Une bataille discrète qui se joue au ras du bitume
Dans les rues de Brazzaville, la propreté n’est pas qu’une affaire d’esthétique. Elle dit la santé d’une ville, l’état de ses sols, la qualité de l’air que respirent ses habitants. Et elle reste un combat quotidien.
Au Congo-Brazzaville, la gestion des déchets concentre des enjeux qui dépassent largement le simple ramassage des ordures. Elle touche à la salubrité publique, à la dignité du cadre de vie et à l’équilibre fragile des écosystèmes urbains.
C’est cette problématique qu’a abordée Yvon Kaba, directeur de la Direction générale de l’assainissement (DGA), dans un entretien accordé à Vox Congo. Une prise de parole rare sur un sujet souvent relégué au second plan.
Le poids d’un défi qui s’accumule
Les villes congolaises grandissent vite. Avec elles, la quantité de déchets produits suit une courbe ascendante que les dispositifs de collecte peinent à absorber. Le décalage se lit sur les trottoirs et dans les quartiers.
Selon Yvon Kaba, la tâche est immense. La collecte, le transport puis le traitement des ordures forment une chaîne complexe où chaque maillon peut se gripper. Un seul retard suffit à transformer un coin de rue en point noir.
Le directeur de la DGA reconnaît l’ampleur des difficultés rencontrées par l’administration. Manque de moyens, logistique exigeante, croissance urbaine rapide : autant d’obstacles concrets qui compliquent l’assainissement des espaces de vie collectifs.
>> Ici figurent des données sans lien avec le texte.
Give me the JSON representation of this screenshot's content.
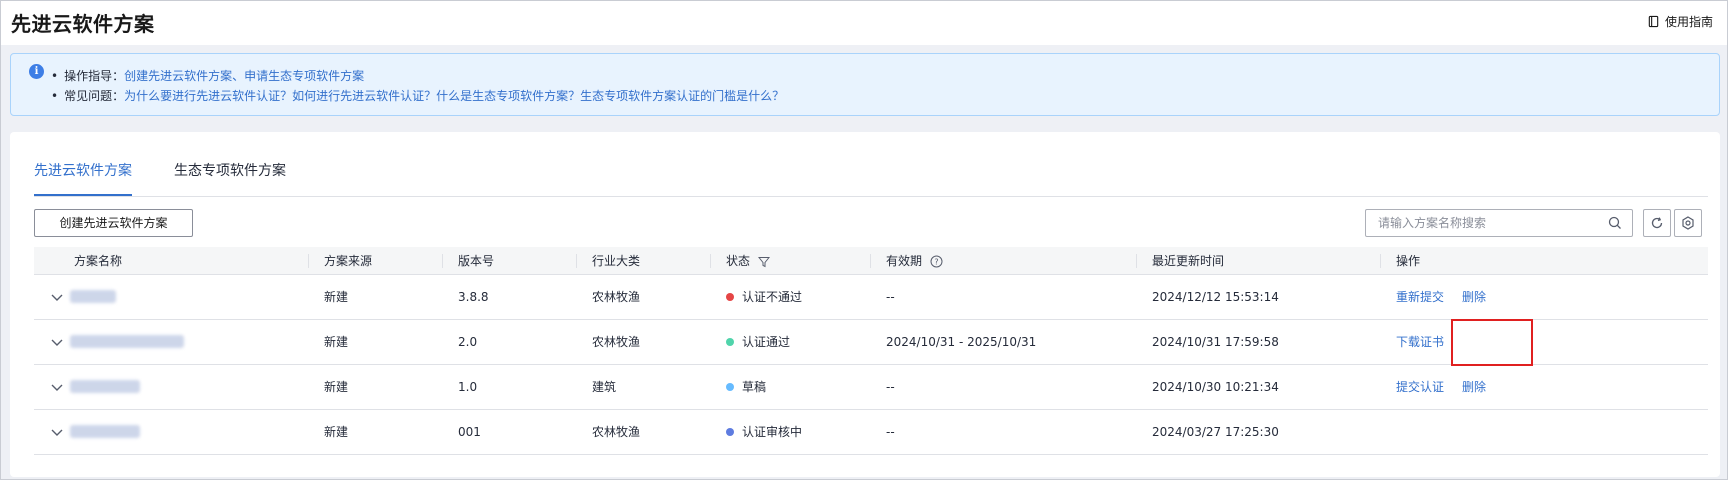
{
  "page": {
    "title": "先进云软件方案",
    "guide_label": "使用指南"
  },
  "notice": {
    "line1_prefix": "操作指导：",
    "line1_links": [
      "创建先进云软件方案",
      "、",
      "申请生态专项软件方案"
    ],
    "line2_prefix": "常见问题：",
    "line2_links": [
      "为什么要进行先进云软件认证？",
      "如何进行先进云软件认证？",
      "什么是生态专项软件方案？",
      "生态专项软件方案认证的门槛是什么？"
    ]
  },
  "tabs": [
    {
      "label": "先进云软件方案",
      "active": true
    },
    {
      "label": "生态专项软件方案",
      "active": false
    }
  ],
  "toolbar": {
    "create_label": "创建先进云软件方案",
    "search_placeholder": "请输入方案名称搜索"
  },
  "table": {
    "headers": [
      "方案名称",
      "方案来源",
      "版本号",
      "行业大类",
      "状态",
      "有效期",
      "最近更新时间",
      "操作"
    ],
    "rows": [
      {
        "source": "新建",
        "version": "3.8.8",
        "industry": "农林牧渔",
        "status": "认证不通过",
        "status_color": "#e54545",
        "validity": "--",
        "updated": "2024/12/12 15:53:14",
        "ops": [
          "重新提交",
          "删除"
        ]
      },
      {
        "source": "新建",
        "version": "2.0",
        "industry": "农林牧渔",
        "status": "认证通过",
        "status_color": "#50d4ab",
        "validity": "2024/10/31 - 2025/10/31",
        "updated": "2024/10/31 17:59:58",
        "ops": [
          "下载证书"
        ]
      },
      {
        "source": "新建",
        "version": "1.0",
        "industry": "建筑",
        "status": "草稿",
        "status_color": "#66bbff",
        "validity": "--",
        "updated": "2024/10/30 10:21:34",
        "ops": [
          "提交认证",
          "删除"
        ]
      },
      {
        "source": "新建",
        "version": "001",
        "industry": "农林牧渔",
        "status": "认证审核中",
        "status_color": "#5e7ce0",
        "validity": "--",
        "updated": "2024/03/27 17:25:30",
        "ops": []
      }
    ]
  },
  "colors": {
    "accent": "#3370cc",
    "notice_bg": "#e8f3fe",
    "highlight": "#e02020"
  }
}
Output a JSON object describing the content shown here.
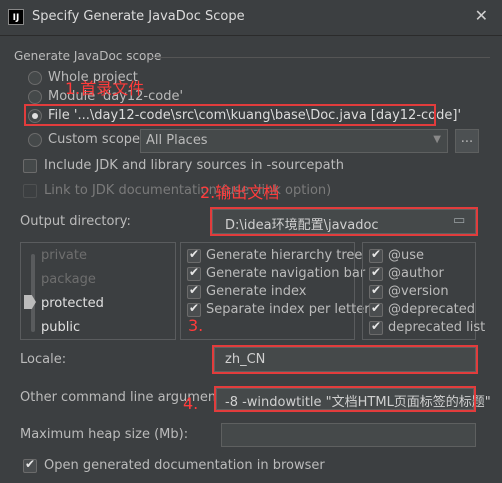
{
  "window": {
    "title": "Specify Generate JavaDoc Scope",
    "close_glyph": "✕",
    "icon_text": "IJ"
  },
  "scope": {
    "title": "Generate JavaDoc scope",
    "options": [
      {
        "label": "Whole project",
        "selected": false
      },
      {
        "label": "Module 'day12-code'",
        "selected": false
      },
      {
        "label": "File '...\\day12-code\\src\\com\\kuang\\base\\Doc.java [day12-code]'",
        "selected": true
      },
      {
        "label": "Custom scope",
        "selected": false
      }
    ],
    "custom_scope_value": "All Places",
    "browse_label": "..."
  },
  "include_jdk": {
    "label": "Include JDK and library sources in -sourcepath",
    "checked": false
  },
  "link_jdk": {
    "label": "Link to JDK documentation (use -link option)",
    "checked": false,
    "enabled": false
  },
  "output": {
    "label": "Output directory:",
    "value": "D:\\idea环境配置\\javadoc"
  },
  "visibility": {
    "levels": [
      "private",
      "package",
      "protected",
      "public"
    ],
    "selected": "protected"
  },
  "generate_options": [
    {
      "label": "Generate hierarchy tree",
      "checked": true
    },
    {
      "label": "Generate navigation bar",
      "checked": true
    },
    {
      "label": "Generate index",
      "checked": true
    },
    {
      "label": "Separate index per letter",
      "checked": true
    }
  ],
  "tags": [
    {
      "label": "@use",
      "checked": true
    },
    {
      "label": "@author",
      "checked": true
    },
    {
      "label": "@version",
      "checked": true
    },
    {
      "label": "@deprecated",
      "checked": true
    },
    {
      "label": "deprecated list",
      "checked": true
    }
  ],
  "locale": {
    "label": "Locale:",
    "value": "zh_CN"
  },
  "other_args": {
    "label": "Other command line arguments:",
    "value": "-8 -windowtitle \"文档HTML页面标签的标题\""
  },
  "heap": {
    "label": "Maximum heap size (Mb):",
    "value": ""
  },
  "open_browser": {
    "label": "Open generated documentation in browser",
    "checked": true
  },
  "annotations": {
    "a1": "1.首录文件",
    "a2": "2.输出文档",
    "a3": "3.",
    "a4": "4."
  },
  "colors": {
    "annotation": "#ff3b3b",
    "background": "#3c3f41",
    "field": "#45494a"
  }
}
Quand la propreté devient une question écologique
Derrière l’image des rues encombrées se cache un enjeu environnemental réel. Les déchets mal maîtrisés finissent souvent dans les caniveaux, les sols, parfois les cours d’eau. Leur trajet ne s’arrête pas à la décharge.
Le Congo-Brazzaville s’étend le long et à proximité du bassin du fleuve Congo, l’un des poumons écologiques du continent. Toute pression exercée sur les milieux urbains finit, à terme, par interroger la santé des écosystèmes alentour.
La maîtrise des déchets conditionne ainsi la qualité de l’eau, des sols et de l’air dans des centres urbains en pleine expansion. C’est dire si l’assainissement engage bien plus que le confort immédiat des riverains.
Des pistes de solutions sur la table
Face à ce constat, Yvon Kaba évoque plusieurs pistes de solutions envisagées. L’entretien laisse transparaître une volonté de structurer la réponse publique, plutôt que de subir l’accumulation au coup par coup.
Le responsable plaide pour une organisation plus lisible de la filière de l’assainissement. L’idée : passer d’une gestion réactive, qui court derrière les déchets, à une approche pensée en amont, capable d’anticiper les flux urbains.
Donner la parole à un responsable de l’assainissement, c’est aussi déplacer le débat. On quitte le registre du seul constat pour entrer dans celui de l’action et des engagements. La nuance compte pour des habitants lassés des promesses.
Le terrain comme juge de paix
Reste l’essentiel : transformer les intentions en résultats visibles. Sur un sujet aussi tangible que les déchets, la crédibilité ne se mesure pas aux discours, mais à la propreté retrouvée des quartiers et des marchés.
Les pistes évoquées par la DGA dessinent une direction. Leur portée se jugera dans la durée, à l’aune de la régularité des collectes et de la solidité des moyens déployés sur le long cours.
En attendant, l’entretien d’Yvon Kaba a au moins le mérite de remettre l’assainissement urbain au centre de la conversation. Dans une ville comme Brazzaville, c’est déjà une étape vers un cadre de vie plus sain et plus durable.